Mais qu'avait fait au juste cette famille pour elle ? Depuis l'instant où elle était venue au monde et malgré ses indéniables et nombreuses qualités qu'elle ne comptait plus, Margarette n'a jamais su posséder l'amour des siens. Longtemps, elle l'a demandé, souhaité, rêvé même, mais avec le temps et les âges défilant, la jeune femme prenant en maturité avait compris que l'on n'attendait rien de plus d'elle qu'être là où on l'espérait. Par conséquent, elle avait joué son rôle à merveille. Elle avait été la fille modèle et, quand le moment fut venu, elle était devenue l'épouse comblée que l'on attendait qu'elle soit, mais quand la réalité la rattrapait, le soir, à la nuit tombée, alors... Toute sa fantaisie et toutes les excuses et les justifications qu'elle pouvait se construire, tout ceci s'écroulait brutalement, tel un château de cartes sur lequel on soufflait.

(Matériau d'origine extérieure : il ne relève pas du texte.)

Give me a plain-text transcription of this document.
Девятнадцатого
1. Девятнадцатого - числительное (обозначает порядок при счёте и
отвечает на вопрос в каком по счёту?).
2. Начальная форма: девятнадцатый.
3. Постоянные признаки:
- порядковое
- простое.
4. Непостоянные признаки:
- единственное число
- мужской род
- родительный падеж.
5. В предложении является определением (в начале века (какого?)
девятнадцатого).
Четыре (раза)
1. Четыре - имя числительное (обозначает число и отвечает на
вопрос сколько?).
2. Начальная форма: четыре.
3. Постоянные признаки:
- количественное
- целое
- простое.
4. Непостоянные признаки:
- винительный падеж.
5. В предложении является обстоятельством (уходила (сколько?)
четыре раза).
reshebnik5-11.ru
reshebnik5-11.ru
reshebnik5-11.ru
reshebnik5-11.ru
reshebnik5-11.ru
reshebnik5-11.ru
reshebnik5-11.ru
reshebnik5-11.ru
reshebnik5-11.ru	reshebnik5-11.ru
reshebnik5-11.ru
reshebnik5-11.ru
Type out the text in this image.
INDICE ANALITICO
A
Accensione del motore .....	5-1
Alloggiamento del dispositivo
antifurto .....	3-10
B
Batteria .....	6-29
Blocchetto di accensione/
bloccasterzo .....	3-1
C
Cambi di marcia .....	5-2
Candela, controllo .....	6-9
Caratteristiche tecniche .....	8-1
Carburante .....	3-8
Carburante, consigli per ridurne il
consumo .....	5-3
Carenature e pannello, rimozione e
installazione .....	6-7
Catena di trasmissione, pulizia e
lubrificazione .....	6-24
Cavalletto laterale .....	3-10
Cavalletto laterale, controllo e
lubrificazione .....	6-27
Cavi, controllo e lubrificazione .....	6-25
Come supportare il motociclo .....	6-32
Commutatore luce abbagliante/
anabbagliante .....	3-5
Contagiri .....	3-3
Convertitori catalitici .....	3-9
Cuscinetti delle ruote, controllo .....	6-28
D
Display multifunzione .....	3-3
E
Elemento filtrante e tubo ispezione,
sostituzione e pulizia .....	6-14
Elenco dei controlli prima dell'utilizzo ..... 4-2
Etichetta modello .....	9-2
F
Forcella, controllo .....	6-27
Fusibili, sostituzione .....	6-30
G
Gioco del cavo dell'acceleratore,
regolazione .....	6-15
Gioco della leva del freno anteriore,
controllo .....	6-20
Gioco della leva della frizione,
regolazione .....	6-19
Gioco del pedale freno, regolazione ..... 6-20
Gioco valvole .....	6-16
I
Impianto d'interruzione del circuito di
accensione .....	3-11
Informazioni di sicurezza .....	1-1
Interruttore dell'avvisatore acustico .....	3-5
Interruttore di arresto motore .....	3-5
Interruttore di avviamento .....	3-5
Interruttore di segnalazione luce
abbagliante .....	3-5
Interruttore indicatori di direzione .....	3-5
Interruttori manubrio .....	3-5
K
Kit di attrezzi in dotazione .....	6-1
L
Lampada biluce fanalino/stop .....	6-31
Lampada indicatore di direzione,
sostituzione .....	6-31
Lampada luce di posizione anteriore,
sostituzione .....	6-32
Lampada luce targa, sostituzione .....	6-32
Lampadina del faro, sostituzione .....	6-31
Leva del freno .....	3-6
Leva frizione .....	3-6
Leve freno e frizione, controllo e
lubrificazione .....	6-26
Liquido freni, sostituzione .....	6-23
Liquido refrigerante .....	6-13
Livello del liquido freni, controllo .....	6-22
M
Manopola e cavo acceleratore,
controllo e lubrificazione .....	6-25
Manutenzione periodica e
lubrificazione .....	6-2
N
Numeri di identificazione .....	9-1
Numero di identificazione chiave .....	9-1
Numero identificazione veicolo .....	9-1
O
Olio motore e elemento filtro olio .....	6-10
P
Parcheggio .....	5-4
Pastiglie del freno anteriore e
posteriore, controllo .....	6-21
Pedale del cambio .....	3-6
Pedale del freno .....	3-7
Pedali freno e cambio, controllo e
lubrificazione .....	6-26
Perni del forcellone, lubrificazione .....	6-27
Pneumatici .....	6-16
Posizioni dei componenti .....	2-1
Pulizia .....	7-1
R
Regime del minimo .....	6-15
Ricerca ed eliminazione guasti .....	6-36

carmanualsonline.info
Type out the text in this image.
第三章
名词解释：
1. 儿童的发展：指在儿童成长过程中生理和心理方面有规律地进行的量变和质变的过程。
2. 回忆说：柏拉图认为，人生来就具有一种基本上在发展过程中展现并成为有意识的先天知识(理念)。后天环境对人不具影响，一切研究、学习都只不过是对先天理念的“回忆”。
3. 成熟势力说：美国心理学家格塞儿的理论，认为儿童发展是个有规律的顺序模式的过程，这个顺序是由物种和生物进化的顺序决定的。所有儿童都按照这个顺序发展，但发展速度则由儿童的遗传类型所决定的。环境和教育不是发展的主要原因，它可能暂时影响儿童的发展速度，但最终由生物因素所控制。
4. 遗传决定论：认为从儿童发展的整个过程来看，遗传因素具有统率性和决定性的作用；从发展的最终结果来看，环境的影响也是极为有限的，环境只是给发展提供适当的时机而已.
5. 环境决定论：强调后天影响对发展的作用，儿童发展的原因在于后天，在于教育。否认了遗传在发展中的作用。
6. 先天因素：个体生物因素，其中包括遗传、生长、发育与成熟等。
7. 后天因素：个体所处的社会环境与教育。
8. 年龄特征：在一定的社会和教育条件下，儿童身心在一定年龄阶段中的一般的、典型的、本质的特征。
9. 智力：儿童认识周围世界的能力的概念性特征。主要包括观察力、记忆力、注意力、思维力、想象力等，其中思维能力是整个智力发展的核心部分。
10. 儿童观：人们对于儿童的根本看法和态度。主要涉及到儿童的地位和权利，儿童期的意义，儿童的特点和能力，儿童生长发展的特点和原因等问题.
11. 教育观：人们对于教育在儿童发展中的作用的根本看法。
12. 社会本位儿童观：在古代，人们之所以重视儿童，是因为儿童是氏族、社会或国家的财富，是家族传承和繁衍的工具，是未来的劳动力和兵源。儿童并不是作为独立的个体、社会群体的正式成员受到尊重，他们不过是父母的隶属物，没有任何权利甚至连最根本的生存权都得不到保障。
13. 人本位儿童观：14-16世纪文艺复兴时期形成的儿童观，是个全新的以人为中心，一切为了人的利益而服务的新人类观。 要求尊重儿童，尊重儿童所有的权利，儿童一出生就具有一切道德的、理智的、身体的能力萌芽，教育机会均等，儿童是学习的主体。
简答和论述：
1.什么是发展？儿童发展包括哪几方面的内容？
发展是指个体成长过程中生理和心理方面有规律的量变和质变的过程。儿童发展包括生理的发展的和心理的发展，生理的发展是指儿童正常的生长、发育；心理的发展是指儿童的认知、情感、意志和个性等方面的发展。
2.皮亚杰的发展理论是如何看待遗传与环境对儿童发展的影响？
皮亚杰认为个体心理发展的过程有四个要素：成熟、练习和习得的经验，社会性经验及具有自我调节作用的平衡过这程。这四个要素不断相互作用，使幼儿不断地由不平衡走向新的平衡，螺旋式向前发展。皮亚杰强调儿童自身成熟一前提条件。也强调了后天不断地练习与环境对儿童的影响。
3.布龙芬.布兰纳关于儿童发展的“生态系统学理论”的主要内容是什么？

James n'était pas un bon mari. En vérité, c'était un bon à rien. Il trainait tard le soir dans des endroits peu fréquentables et recommandables. Il sentait très souvent l'alcool. Il ne s'occupait ni de son domaine, ni de ses affaires, et même en tant qu'amant, il était terrible. Terrible et méchant. Il ordonnait beaucoup et se montrait particulièrement violent et capricieux quand il n'avait pas ce qu'il désirait. Ainsi, Margarette ne comptait plus ni les jours ni les nuits où son être tout entier devait payer le prix de l'avarice de son mari. Le plus triste dans toute cette histoire ? C'est qu'elle dut elle-même se sauver de cette épouvantable union puisque personne, malgré les échos et les rumeurs courants à son sujet, ne semblait déterminé à le faire. La réputation de James effrayait quiconque l'approchait et il n'y avait que les dérangés d'esprit pour s'y risquer.

À l'exemple du propre père de Margarette.

Et si la jeune femme avait fui la demeure familiale après avoir sécurisé de façon peu orthodoxe la possession de ce manoir perdu au beau milieu de la montagne, ce n'était pas tant pour y fuir, mais tout simplement pour tout recommencer. Reprendre là où la vie l'avait laissée. Toutefois, il n'était jamais aisé d'apprendre à respirer quand, durant toute votre existence, vous n'avez fait que suffoquer, volant quelques bulles d'oxygène ici et là lors de trop rares occasions.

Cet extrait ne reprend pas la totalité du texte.